Is there a minimum amount of money that you must owe before you can file bankruptcy? No but the answer to this question is more nuanced than that.
Technically, there is no minimum amount of debt that you must owe before you can file bankruptcy. But, when you consider that many attorneys charge anywhere from $1,500.00 to $2,500.00 for a chapter 7 bankruptcy filing (depending on how complicated) and that the filing fee alone for a chapter 7 filing is $299.00, it would make sense to owe more than that sum. Otherwise, just take the money that you would have spent on attorney’s fees and costs and pay your creditors.
But how much more should you owe before a bankruptcy filing is appropriate? That is a question that is hard to answer and a lot depends on you as an individual and your circumstances.

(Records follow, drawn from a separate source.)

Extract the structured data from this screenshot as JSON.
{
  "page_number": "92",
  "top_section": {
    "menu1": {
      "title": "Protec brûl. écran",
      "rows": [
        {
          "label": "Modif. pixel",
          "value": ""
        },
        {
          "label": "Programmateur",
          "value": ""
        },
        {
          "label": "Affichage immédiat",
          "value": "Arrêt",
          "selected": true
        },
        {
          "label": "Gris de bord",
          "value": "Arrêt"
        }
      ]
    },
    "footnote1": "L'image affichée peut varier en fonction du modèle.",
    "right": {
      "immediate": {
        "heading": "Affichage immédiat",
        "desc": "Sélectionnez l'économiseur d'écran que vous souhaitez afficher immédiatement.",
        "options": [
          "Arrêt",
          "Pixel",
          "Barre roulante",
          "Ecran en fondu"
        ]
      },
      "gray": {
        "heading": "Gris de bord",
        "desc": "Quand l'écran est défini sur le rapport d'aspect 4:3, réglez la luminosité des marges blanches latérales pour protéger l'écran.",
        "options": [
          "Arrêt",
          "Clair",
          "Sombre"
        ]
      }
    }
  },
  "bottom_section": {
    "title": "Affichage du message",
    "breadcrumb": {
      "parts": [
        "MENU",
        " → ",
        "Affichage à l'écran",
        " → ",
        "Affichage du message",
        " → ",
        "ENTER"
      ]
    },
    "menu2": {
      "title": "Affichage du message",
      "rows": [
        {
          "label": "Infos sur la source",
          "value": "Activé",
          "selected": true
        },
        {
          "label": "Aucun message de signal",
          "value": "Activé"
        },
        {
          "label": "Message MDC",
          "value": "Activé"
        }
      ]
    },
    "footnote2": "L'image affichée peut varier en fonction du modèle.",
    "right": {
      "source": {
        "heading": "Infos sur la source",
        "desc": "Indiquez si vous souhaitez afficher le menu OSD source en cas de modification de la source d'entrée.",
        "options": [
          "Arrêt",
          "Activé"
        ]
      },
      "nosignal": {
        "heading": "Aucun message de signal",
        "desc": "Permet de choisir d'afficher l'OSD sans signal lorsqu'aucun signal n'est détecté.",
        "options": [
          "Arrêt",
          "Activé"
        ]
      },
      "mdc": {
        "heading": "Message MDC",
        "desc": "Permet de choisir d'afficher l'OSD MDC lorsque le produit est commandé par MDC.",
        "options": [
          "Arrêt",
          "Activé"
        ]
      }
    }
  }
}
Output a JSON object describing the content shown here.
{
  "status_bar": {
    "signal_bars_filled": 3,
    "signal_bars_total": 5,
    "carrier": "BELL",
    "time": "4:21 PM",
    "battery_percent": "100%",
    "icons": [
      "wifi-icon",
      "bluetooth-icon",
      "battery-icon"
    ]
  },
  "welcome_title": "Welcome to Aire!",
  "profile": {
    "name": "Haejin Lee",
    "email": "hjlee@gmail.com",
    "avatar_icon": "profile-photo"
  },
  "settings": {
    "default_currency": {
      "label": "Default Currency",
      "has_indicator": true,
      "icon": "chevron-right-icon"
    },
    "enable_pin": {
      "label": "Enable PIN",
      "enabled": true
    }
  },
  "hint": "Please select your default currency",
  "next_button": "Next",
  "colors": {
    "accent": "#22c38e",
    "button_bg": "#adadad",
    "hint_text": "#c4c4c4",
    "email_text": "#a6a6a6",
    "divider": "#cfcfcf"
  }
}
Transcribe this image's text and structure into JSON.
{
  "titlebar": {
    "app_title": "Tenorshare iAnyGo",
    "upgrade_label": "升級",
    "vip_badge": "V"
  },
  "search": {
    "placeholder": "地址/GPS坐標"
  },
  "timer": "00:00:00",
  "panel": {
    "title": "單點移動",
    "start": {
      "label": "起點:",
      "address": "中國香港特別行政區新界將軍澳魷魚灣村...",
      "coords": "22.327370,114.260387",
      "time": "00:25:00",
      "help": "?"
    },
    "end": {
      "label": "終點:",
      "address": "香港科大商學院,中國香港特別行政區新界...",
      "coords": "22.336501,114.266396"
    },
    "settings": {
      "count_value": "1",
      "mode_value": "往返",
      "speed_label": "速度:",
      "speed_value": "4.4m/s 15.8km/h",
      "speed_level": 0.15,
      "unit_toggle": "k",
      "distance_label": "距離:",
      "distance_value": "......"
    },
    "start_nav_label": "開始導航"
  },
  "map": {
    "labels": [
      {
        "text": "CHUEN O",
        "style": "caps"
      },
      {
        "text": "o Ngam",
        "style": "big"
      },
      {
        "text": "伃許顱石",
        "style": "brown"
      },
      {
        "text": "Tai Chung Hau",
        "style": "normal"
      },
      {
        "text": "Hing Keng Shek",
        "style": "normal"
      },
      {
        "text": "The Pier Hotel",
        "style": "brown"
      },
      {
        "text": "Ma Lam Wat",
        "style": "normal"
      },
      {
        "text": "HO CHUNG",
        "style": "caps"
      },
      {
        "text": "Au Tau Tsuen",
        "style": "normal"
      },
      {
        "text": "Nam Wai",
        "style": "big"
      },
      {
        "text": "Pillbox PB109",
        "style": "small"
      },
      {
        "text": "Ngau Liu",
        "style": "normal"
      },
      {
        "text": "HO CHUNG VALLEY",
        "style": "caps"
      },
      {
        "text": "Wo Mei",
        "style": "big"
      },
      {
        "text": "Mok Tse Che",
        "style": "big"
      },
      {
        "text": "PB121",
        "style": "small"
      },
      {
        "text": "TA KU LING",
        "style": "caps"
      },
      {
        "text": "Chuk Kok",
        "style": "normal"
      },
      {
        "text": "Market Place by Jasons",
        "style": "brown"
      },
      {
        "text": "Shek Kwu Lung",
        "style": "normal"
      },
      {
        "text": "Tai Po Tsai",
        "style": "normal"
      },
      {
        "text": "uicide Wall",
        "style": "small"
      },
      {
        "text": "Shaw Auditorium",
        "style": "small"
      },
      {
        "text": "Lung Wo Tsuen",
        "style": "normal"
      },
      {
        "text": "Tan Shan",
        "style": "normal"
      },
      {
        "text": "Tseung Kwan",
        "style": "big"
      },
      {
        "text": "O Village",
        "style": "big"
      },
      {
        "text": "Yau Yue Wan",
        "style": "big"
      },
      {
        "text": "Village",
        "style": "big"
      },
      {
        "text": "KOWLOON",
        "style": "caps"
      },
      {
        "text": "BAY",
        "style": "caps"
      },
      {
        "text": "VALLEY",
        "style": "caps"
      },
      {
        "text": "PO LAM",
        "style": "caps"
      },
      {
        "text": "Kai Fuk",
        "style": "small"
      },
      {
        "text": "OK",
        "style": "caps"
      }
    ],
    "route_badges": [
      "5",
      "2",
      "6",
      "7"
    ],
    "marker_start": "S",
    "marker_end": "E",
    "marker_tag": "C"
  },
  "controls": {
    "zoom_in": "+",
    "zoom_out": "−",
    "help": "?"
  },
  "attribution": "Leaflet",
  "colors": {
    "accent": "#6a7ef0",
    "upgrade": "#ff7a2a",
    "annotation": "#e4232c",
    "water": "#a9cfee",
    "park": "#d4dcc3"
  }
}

For instance, if you are not paying your unsecured creditors and you do not have any non-exempt assets subject to levy by the sheriff, there may not be much that creditors can do to you if you do not pay (North Carolina is one of the few states that does not allow wage garnishment.
If your state allows wage garnishment, that may be a reason in favor of filing bankruptcy). The creditors may get a judgment against you but that is probably not going to effect you a whole lot. Thus, a bankruptcy filing would get rid of the debt but you weren’t paying the debt anyway so what benefit was gained?
Another situation is where the creditors are constantly calling you and, according to the creditors, the only way they will stop calling is for you to pay the debt. If you are being hassled in this fashion but do not have a lot of debt (say $7,000.00 or so), you can tell the creditors to leave you alone (which should always be done in writing). The creditors are supposed to stop but sometimes they like to ignore this requirement. Or, perhaps you do not feel like shouldering this burden to notify creditors to cease and desist collection activities by yourself. In this instance, a bankruptcy filing will get rid of the debt and terminate the collection calls. Even though you do not owe a “lot” of debt, getting the calls to stop is of significant value to you. Therefore, a bankruptcy filing may be worthwhile to you.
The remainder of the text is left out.